2. Difficultés venant de l’Eglise diocésaine

D’autres difficultés peuvent venir de l’Eglise diocésaine ou, du moins, de telle ou telle composante ou de certains de ses aspects.

Nous sommes très axés - au point d’en être quelquefois un peu obnubilés - sur les prises de responsabilité en Eglise : « Qui va faire quoi ? Il faut trouver quelqu’un pour être responsable de... » Or, pour que les religieuses aient bien leur place, il faut que la vie baptismale soit clairement l’élément premier de la vie ecclésiale.

En lisant un certain nombre de pages de Christi­fideles laïci, je me suis dit que, lorsque la vie et la mission des laïcs sont comprises de cette façon, les religieuses ont bien leur place dans une Eglise diocésaine. Mais nous pourrions être tellement attentifs au problème de la responsabilité que nous finirions par ne plus voir ce que l’on a à faire de la consécration !

Selon une perspective très proche de la précédente, il arrive que la question des rapports entre les prêtres et les laïcs, et de la répartition entre eux des tâches et des pouvoirs paraisse occuper la totalité du champ ecclésial. Un vicaire épiscopal me disait un jour : « Dans telle et telle paroisse, j’ai découvert que les chrétiens n’avaient avec les prêtres qu’une relation d’exigence. » Je le crois volontiers : les chrétiens dont il s’agit peuvent être des laïcs « conscients », qui trouvent que les prêtres ne sont décidément jamais à la hauteur. Ils peuvent être aussi des laïcs que l’on appelle quelquefois « du tout-venant » et qui adressent aux prêtres toutes les demandes que l’on connaît sur l’âge de la première communion, le baptême sans catéchèse ultérieure et... que sais-je encore ?

Mais, pour être juste, il faut dire que la réciproque peut être vraie : il peut y avoir chez les prêtres le risque de finir par ne s’intéresser aux laïcs que dans la mesure où ils sont « mobilisables ». Dans un tel contexte, qu’en est-il de la fraternité baptismale sans laquelle il n’y aura pas de renouveau des vocations ? Et quelle est alors la place de la vie religieuse dans la psychologie des communautés chrétiennes ? C’est en même temps qu’il faut redéfinir la place des prêtres, des laïcs, des religieuses, des prêtres et des laïcs, des prêtres et des religieuses, des religieuses et des laïcs. Mais il faut reconnaître que c’est, souvent, ce que nous avons le plus de mal à faire.
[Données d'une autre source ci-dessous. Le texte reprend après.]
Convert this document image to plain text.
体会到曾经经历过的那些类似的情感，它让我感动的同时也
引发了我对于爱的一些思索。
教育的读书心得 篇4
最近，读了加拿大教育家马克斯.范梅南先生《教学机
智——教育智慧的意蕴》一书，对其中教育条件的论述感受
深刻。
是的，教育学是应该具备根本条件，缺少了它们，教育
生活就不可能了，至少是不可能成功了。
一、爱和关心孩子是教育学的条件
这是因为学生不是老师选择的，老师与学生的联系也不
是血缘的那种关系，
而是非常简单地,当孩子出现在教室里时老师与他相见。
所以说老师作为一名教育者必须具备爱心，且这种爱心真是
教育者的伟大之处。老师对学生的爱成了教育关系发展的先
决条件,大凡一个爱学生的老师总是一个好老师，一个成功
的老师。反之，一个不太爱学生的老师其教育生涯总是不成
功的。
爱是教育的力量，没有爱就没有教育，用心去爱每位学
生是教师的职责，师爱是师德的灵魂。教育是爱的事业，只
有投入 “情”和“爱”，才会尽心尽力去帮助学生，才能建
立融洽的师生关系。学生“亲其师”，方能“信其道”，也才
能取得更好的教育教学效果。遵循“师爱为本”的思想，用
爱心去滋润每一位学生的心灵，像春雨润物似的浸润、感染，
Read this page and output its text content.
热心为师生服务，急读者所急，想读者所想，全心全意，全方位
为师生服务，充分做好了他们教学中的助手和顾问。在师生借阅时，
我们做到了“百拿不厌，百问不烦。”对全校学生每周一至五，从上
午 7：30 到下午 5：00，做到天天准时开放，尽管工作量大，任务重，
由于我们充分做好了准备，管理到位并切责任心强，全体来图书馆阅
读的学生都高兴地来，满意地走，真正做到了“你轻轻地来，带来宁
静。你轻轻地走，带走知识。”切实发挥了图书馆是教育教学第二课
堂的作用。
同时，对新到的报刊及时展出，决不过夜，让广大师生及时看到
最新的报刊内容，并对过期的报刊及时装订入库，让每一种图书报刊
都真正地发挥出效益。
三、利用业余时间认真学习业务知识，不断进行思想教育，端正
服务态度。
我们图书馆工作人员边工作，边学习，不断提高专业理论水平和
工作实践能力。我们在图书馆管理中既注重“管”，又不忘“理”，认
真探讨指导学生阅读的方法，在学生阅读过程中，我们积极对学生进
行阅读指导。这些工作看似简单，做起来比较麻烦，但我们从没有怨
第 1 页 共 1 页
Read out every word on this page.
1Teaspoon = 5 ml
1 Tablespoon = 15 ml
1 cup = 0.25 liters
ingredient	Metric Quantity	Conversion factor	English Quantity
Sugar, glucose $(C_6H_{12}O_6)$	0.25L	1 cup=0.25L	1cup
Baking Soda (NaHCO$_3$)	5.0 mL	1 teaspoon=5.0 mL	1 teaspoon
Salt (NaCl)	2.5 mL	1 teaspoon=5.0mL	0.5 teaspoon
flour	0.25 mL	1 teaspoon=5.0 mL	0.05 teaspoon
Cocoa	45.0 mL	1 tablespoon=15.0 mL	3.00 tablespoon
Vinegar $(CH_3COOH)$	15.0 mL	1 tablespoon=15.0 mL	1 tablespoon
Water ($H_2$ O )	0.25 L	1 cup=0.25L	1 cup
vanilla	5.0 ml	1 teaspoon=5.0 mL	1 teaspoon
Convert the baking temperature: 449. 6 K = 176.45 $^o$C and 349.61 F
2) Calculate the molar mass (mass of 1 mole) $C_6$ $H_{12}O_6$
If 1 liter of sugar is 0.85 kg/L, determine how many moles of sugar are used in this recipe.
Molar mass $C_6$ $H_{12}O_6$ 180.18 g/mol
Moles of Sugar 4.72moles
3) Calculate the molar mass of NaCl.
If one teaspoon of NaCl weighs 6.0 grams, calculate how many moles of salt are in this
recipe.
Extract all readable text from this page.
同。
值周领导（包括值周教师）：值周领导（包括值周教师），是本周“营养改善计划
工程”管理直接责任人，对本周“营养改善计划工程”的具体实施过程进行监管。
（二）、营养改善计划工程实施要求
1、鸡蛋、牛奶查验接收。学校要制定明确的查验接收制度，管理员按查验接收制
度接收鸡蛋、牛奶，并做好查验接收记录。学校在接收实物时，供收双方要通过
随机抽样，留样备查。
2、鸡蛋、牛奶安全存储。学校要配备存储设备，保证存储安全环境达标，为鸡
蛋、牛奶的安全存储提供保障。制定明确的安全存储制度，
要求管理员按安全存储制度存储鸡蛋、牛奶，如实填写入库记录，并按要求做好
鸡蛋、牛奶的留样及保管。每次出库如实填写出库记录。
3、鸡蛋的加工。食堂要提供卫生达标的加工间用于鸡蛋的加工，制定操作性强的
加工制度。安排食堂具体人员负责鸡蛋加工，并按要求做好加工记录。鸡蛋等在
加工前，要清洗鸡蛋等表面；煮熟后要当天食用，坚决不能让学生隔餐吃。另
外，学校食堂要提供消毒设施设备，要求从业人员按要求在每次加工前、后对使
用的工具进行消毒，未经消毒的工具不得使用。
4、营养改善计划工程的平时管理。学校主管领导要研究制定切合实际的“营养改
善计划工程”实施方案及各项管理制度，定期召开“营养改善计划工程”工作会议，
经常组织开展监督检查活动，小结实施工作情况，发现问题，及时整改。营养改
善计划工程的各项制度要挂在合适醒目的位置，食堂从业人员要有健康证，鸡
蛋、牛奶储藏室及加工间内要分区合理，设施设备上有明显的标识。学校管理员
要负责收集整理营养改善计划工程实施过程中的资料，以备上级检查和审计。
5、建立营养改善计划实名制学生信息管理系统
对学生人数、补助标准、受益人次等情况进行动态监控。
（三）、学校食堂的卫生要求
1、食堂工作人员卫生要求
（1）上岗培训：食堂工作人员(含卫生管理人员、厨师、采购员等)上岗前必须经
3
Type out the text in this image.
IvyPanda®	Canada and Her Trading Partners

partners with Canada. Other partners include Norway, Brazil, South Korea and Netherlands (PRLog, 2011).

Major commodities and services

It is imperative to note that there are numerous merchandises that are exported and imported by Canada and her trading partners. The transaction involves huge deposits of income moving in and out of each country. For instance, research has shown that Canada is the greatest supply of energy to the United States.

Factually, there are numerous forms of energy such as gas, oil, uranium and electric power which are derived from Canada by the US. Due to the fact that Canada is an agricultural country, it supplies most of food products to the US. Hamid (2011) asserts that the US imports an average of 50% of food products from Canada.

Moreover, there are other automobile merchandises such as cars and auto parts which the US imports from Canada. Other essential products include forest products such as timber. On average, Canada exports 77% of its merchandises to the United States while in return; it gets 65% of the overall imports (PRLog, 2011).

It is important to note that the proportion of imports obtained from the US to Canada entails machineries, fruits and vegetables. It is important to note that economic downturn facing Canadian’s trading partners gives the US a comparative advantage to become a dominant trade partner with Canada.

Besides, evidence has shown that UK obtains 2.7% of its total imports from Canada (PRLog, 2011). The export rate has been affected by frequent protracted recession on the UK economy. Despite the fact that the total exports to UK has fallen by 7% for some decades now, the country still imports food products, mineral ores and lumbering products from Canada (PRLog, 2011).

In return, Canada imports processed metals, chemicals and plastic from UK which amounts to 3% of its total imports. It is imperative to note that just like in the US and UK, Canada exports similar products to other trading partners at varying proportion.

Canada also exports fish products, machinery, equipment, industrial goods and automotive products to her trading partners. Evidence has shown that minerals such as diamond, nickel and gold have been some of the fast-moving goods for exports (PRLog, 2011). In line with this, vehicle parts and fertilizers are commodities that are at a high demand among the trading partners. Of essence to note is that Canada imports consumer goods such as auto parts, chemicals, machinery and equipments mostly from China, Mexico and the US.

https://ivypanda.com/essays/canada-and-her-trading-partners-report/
Les déplacements de l’initiative ecclésiale peuvent être indirectement une source de difficultés. On peut dire, à très gros traits, qu’il y a quarante ans, dans un diocèse moyen de province, c’étaient l’évêque et les prêtres qui prenaient le plus souvent les initiatives qu’il y avait à prendre, qui « avaient l’initiative ».

Aujourd’hui, que se passe-t-il ? Les frontières sont poreuses. Tous les mouvements ou organismes qui naissent ou existent ailleurs passent dans votre diocèse un jour ou l’autre. Des chrétiens qui ont eu, dans un autre diocèse, un certain type d’expérience ecclésiale, ont envie de continuer cette expérience là où ils débarquent. Au bout d’un moment, on a bien du mal à tracer la limite entre la richesse de la diversité et la déperdition des forces.

Comme l’organigramme est déjà fort complexe, comme chacun tend à défendre son territoire, comme nous sommes plutôt « en récession », nous risquerions d’être une Eglise un peu crispée, où le « narcissisme pastoral » prédomine, où l’on reproche toujours aux autres de nous marcher sur les pieds, où l’on pourrait aller jusqu’à préférer que les choses ne se fassent pas si d’autres font ce que nous ne pouvons pas ou ne voulons pas faire. Dans ce contexte, il n’est pas forcément facile, par exemple pour une congrégation religieuse, de prendre des initiatives ou de faire des propositions qui n’entrent pas dans les cadres préétablis.

Il faut dire un mot des incertitudes de la mission. Beaucoup de choses se passent comme si on avait « perdu la clef ». Il y a vingt-cinq ans, quand un évêque arrivait dans un diocèse, il était sommé de formuler dans les quinze jours ses priorités pastorales, ses choix ou ses options. Il pouvait en donner trois ou quatre ou, s’il ne voulait pas trop se compromettre, quinze ou dix-neuf ! Cela ne se passe plus ainsi.

La réalité est complexe et elle résiste. Peu de gens osent encore dire : « Vous n’avez qu’à... faire de l’Action Catholique... créer des écoles libres... restructurer les paroisses... » Ces incertitudes de la mission atteignent tout le monde, y compris les religieux, qui pouvaient avoir l’impression, il y a quelques années que, tout étant clair, on avait davantage la possibilité de se situer.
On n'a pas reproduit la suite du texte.